In September 2021, Dr. Simonyan was awarded an $11.9 million P50 Clinical Research Center Grant from the National Institute on Deafness and Other Communicable Disorders. The grant is funding the formation of a new, multi-disciplinary center across four academic medical institutions committed to conducting research on laryngeal dystonia and voice tremor.
Leaders of tomorrow
Despite the incredible strides made toward gender equity in otolaryngology, Mark A. Varvares, MD, FACS, chief of the Department of OHNS at Mass Eye and Ear, knows the gap in female representation across the specialty remains far from closed.
In 2020, Dr. Varvares teamed up with Gregory W. Randolph, MD, FACS, FACE, director of the Thyroid and Parathyroid Endocrine Surgical Division, to launch the OHNS Diversity, Equity & Inclusion Task Force, which is responsible for infusing diversity, equity and inclusion as core values and imperatives for driving meaningful change across the department. In the past year, Heidi Nakajima, MD, PhD, an investigator in the EPL, has joined the task force as the OHNS Vice Chair of Diversity, Equity and Inclusion.

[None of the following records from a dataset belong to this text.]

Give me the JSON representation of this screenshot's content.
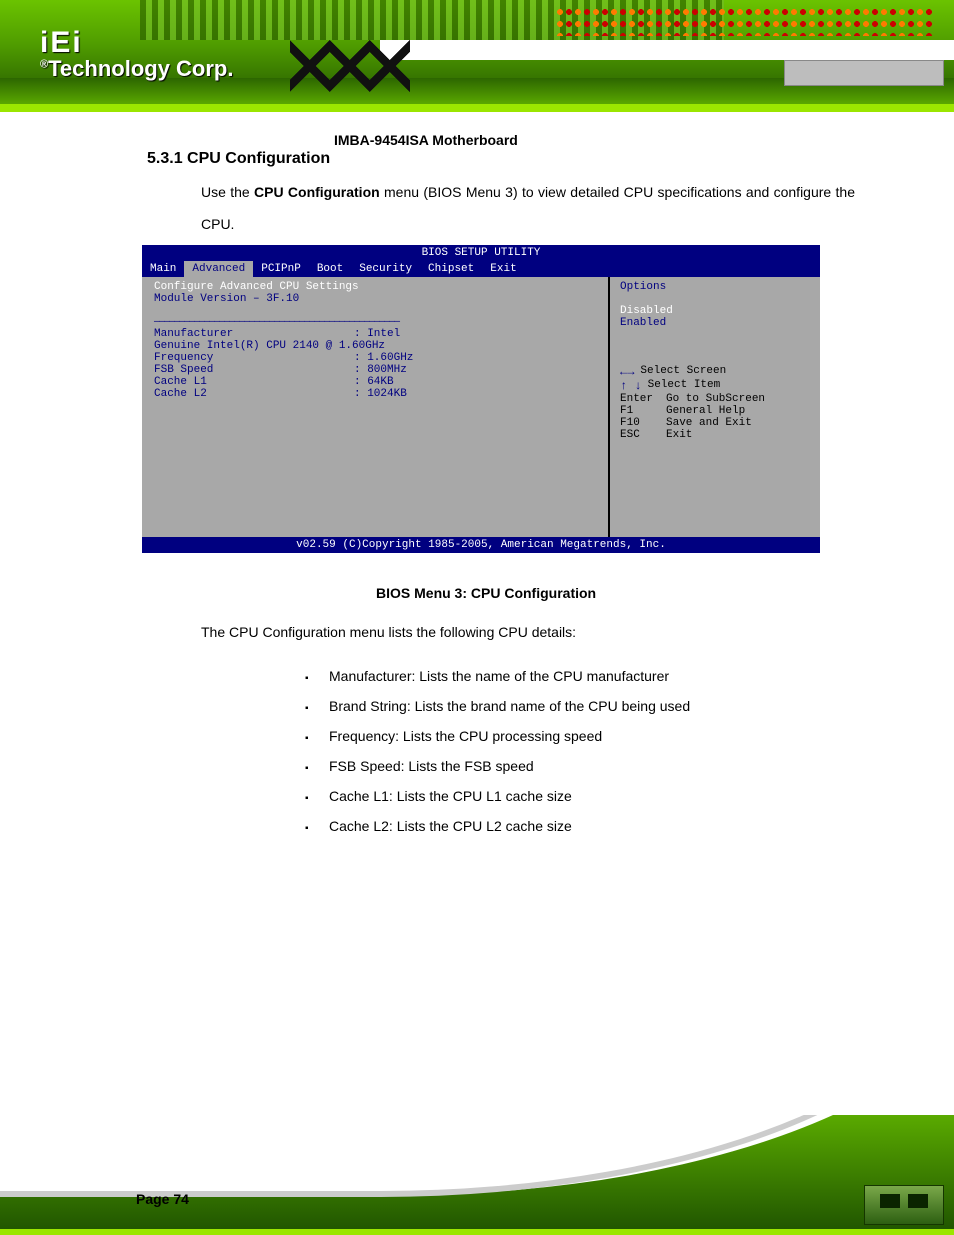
{
  "logo": {
    "brand": "iEi",
    "reg": "®",
    "sub": "Technology Corp."
  },
  "doc_title": "IMBA-9454ISA Motherboard",
  "section_heading": "5.3.1 CPU Configuration",
  "para1_a": "Use the ",
  "para1_b": "CPU Configuration",
  "para1_c": " menu (BIOS Menu 3) to view detailed CPU specifications and configure the CPU.",
  "bios": {
    "title": "BIOS SETUP UTILITY",
    "tabs": {
      "main": "Main",
      "advanced": "Advanced",
      "pcipnp": "PCIPnP",
      "boot": "Boot",
      "security": "Security",
      "chipset": "Chipset",
      "exit": "Exit"
    },
    "module_hdr": "Configure Advanced CPU Settings",
    "module_ver": "Module Version – 3F.10",
    "divider": "—————————————————————————————————————————————————",
    "mfr": {
      "k": "Manufacturer",
      "v": ": Intel"
    },
    "brand": "Genuine Intel(R) CPU  2140 @ 1.60GHz",
    "freq": {
      "k": "Frequency",
      "v": ": 1.60GHz"
    },
    "fsb": {
      "k": "FSB Speed",
      "v": ": 800MHz"
    },
    "l1": {
      "k": "Cache L1",
      "v": ": 64KB"
    },
    "l2": {
      "k": "Cache L2",
      "v": ": 1024KB"
    },
    "help_hdr": "Options",
    "disabled": "Disabled",
    "enabled": "Enabled",
    "nav": {
      "lr": "Select Screen",
      "ud": "Select Item",
      "enter": {
        "k": "Enter",
        "v": "Go to SubScreen"
      },
      "f1": {
        "k": "F1",
        "v": "General Help"
      },
      "f10": {
        "k": "F10",
        "v": "Save and Exit"
      },
      "esc": {
        "k": "ESC",
        "v": "Exit"
      }
    },
    "status": "v02.59 (C)Copyright 1985-2005, American Megatrends, Inc."
  },
  "caption": "BIOS Menu 3: CPU Configuration",
  "para2": "The CPU Configuration menu lists the following CPU details:",
  "bullets": [
    "Manufacturer: Lists the name of the CPU manufacturer",
    "Brand String: Lists the brand name of the CPU being used",
    "Frequency: Lists the CPU processing speed",
    "FSB Speed: Lists the FSB speed",
    "Cache L1: Lists the CPU L1 cache size",
    "Cache L2: Lists the CPU L2 cache size"
  ],
  "page_number": "Page 74"
}
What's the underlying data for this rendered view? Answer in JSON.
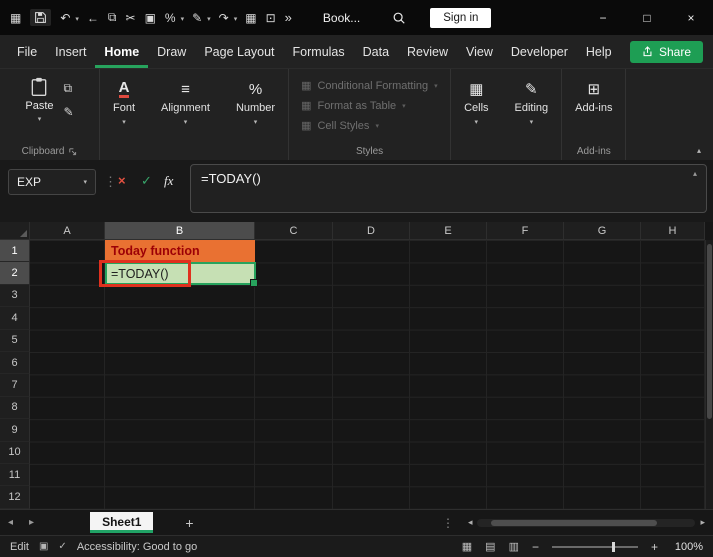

Through the task force, Dr. Varvares hopes to increase the representation of women on Mass Eye and Ear OHNS leadership councils and in the Harvard Combined Otolaryngology Residency Program, among other underrepresented minority groups across the specialty.
“More women are needed in leadership positions across OHNS if we want to lead the specialty toward a brighter future,” Dr. Varvares said. “Failing to do so is a failure to the specialty. Given our position as a global leader in otolaryngology, this is our imperative. The impact that our female colleagues have had on our field is undeniable and needs to be highlighted and celebrated. Without their contributions, otolaryngology would certainly not have advanced as a specialty to where it is today.”
As a Professor Emeritus in Communication Sciences and Disorders, and as Founding Chair of the CSD department at NU, I read with much interest and enthusiasm your article. Outstanding development and progress in the roles of women in medicine and health sciences. I remember the embryonic work of Mary Doehler with esophageal speech. Congratulations. Profound article.